Bütün bu anlattığım bölümü desteklemek ve daha net anlaşılmasını sağlamak için buraya kitaptan alıntılar bırakmak istiyorum. Yapılan kahpeliklerin ve kansızlığın boyutları daha iyi anlaşılacaktır.
'Onları, düşündüler, düşündüklerini yazdılar, söylediler diye hapse atmak, taş duvar arasında çürütmek insanlığa yakışmaz. Ne yapmış benim oğlum? Namusa mı göz dikmiş, hak mı yemiş, can mı almış? Bana göre suç bunlardır. Aklı olan düşünür ... Bir insan düşündüğünü yazdı çizdi diye içeri atılır mı? '
Faşist düzenin en büyük korkusu düşünen ve sorgulayan insan.
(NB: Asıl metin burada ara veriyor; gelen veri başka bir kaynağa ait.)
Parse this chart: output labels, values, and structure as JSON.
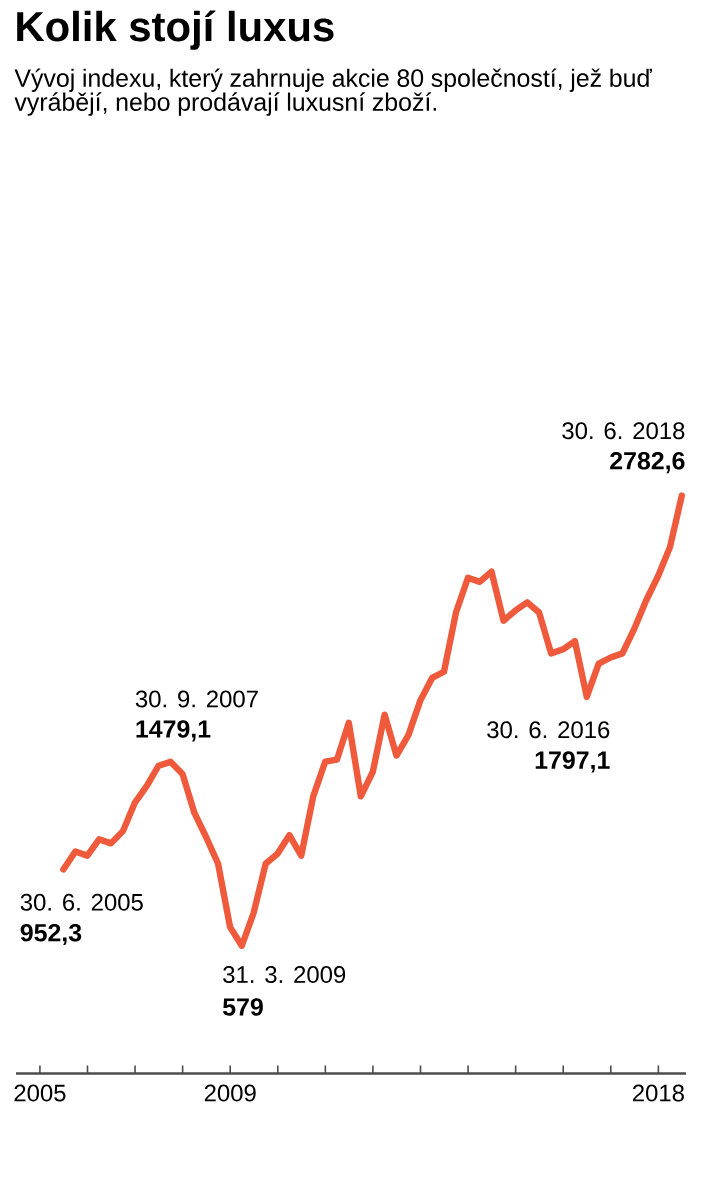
{
  "chart_data": {
    "type": "line",
    "title": "Kolik stojí luxus",
    "subtitle": "Vývoj indexu, který zahrnuje akcie 80 společností, jež buď vyrábějí, nebo prodávají luxusní zboží.",
    "color": "#f05a3c",
    "x": [
      "2005-06-30",
      "2005-09-30",
      "2005-12-31",
      "2006-03-31",
      "2006-06-30",
      "2006-09-30",
      "2006-12-31",
      "2007-03-31",
      "2007-06-30",
      "2007-09-30",
      "2007-12-31",
      "2008-03-31",
      "2008-06-30",
      "2008-09-30",
      "2008-12-31",
      "2009-03-31",
      "2009-06-30",
      "2009-09-30",
      "2009-12-31",
      "2010-03-31",
      "2010-06-30",
      "2010-09-30",
      "2010-12-31",
      "2011-03-31",
      "2011-06-30",
      "2011-09-30",
      "2011-12-31",
      "2012-03-31",
      "2012-06-30",
      "2012-09-30",
      "2012-12-31",
      "2013-03-31",
      "2013-06-30",
      "2013-09-30",
      "2013-12-31",
      "2014-03-31",
      "2014-06-30",
      "2014-09-30",
      "2014-12-31",
      "2015-03-31",
      "2015-06-30",
      "2015-09-30",
      "2015-12-31",
      "2016-03-31",
      "2016-06-30",
      "2016-09-30",
      "2016-12-31",
      "2017-03-31",
      "2017-06-30",
      "2017-09-30",
      "2017-12-31",
      "2018-03-31",
      "2018-06-30"
    ],
    "values": [
      952.3,
      1040,
      1020,
      1100,
      1080,
      1140,
      1280,
      1360,
      1460,
      1479.1,
      1420,
      1230,
      1110,
      980,
      670,
      579,
      740,
      980,
      1030,
      1120,
      1020,
      1310,
      1480,
      1490,
      1670,
      1310,
      1430,
      1710,
      1510,
      1610,
      1780,
      1890,
      1920,
      2210,
      2380,
      2360,
      2410,
      2170,
      2220,
      2260,
      2210,
      2010,
      2030,
      2070,
      1797.1,
      1960,
      1990,
      2010,
      2130,
      2270,
      2390,
      2530,
      2782.6
    ],
    "value_labels": [
      "952,3",
      null,
      null,
      null,
      null,
      null,
      null,
      null,
      null,
      "1479,1",
      null,
      null,
      null,
      null,
      null,
      "579",
      null,
      null,
      null,
      null,
      null,
      null,
      null,
      null,
      null,
      null,
      null,
      null,
      null,
      null,
      null,
      null,
      null,
      null,
      null,
      null,
      null,
      null,
      null,
      null,
      null,
      null,
      null,
      null,
      "1797,1",
      null,
      null,
      null,
      null,
      null,
      null,
      null,
      "2782,6"
    ],
    "annotations": [
      {
        "text": "30. 6. 2005",
        "x": "2005-06-30",
        "y": 952.3
      },
      {
        "text": "30. 9. 2007",
        "x": "2007-09-30",
        "y": 1479.1
      },
      {
        "text": "31. 3. 2009",
        "x": "2009-03-31",
        "y": 579
      },
      {
        "text": "30. 6. 2016",
        "x": "2016-06-30",
        "y": 1797.1
      },
      {
        "text": "30. 6. 2018",
        "x": "2018-06-30",
        "y": 2782.6
      }
    ],
    "xlim": [
      "2004-07-01",
      "2018-08-01"
    ],
    "xticks": [
      "2005",
      {
        "value": "2006",
        "label": null
      },
      {
        "value": "2007",
        "label": null
      },
      {
        "value": "2008",
        "label": null
      },
      "2009",
      {
        "value": "2010",
        "label": null
      },
      {
        "value": "2011",
        "label": null
      },
      {
        "value": "2012",
        "label": null
      },
      {
        "value": "2013",
        "label": null
      },
      {
        "value": "2014",
        "label": null
      },
      {
        "value": "2015",
        "label": null
      },
      {
        "value": "2016",
        "label": null
      },
      {
        "value": "2017",
        "label": null
      },
      "2018"
    ]
  }
}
'İnsanın kendi soyuna yapabileceği en ağır aşağılamalardan biridir bu. Tuvalet gereksinimini yaparken bile korkunun, baskının gözü üstünden asla eksik olmayacak, tuvalette bile yalnız bırakılmayacaksın.'
'Kuru kuru yutkunuyorum. Ağzımın tadı yok. Bedenim tepeden tırnağa uyarılmış, tetikte. Sıkışan kafam harıl harıl çalışıyor. Önümde çıkış yolu yok. Bir belirsizlik içindeyim. Her yanım korku, tehdit, küfür dolu.'
'Devletin polisi, kentin göbeğinde adam kaçırıyor; sonra da, kaçırdığı adamın ailesine, yakınlarına haber verme gereğini bile duymuyordu.'
'İnsan olmaya çalışmamın, ülkemin sorunlarına karşı duyduğum ilgimin, merakımın bedelini ödeteceklerdi bana. Suçlu yaratmak, düşünceden korkan gerici, faşist yönetimlerin özelliklerinden biriydi bu.'
'Düşünce üreten insanları, düşünce donmuşluğu içinde yaşayan yöneticiler, kendi varlıkları için büyük tehlike görürlerdi.'
'Ensemizde kanımızı içmeye yemin etmiş egemen bir düzenin acımasız, sivil gorilleri vardı. Başımıza nelerin geleceğinden habersizdik üstelik. Sıcak dostluklara, merhabalara uzaktık. Onlar bizi göremezlerdi; ama biz onları yüreğimizde taşıyabilirdik. '
'Tam anlamıyla canlı bir tabutluktu, canlı bir gömütlüktü burası. Kimi tutsaklar don gömlek oturuyorlardı, kimileri de ne bulmuşlarsa geçirmişlerdi sırtlarına.'
'Tek seçeneğimiz bu acıya, zulme, aşağılanmaya karşı dirençlice göğüs gerebilmek.'
'On dört yaşından elli yaşına değin her boydan, kültürden insanlar var burada. Öğrenci, köylü, öğretmen, işçi, çırak, bilim adamı, doçent ... Kimi gerçekten akıllıdır, kimi akıllı geçinir; kimi dervişler gibi suskundur, kimi de kafayı üşütmek üzeredir.'
'Yasak olanın üstüne gitmek, yasak olana kafa tutmak, insan doğasının en güçlü yanlarından biriydi.'
'İşkence seslerini dinlemek, işkence çekmekten de zor bir iş olsa gerek. O çığlıkların sahibine bu denli işkence yaparlarsa ,
kim bilir bana neler yaparlar düşüncesi, insanın düş gücünü darmadağın ediyor.'
'Sesler, sesler, sesler... Bağırtılar, çığlıklar bir an kesilmiyor.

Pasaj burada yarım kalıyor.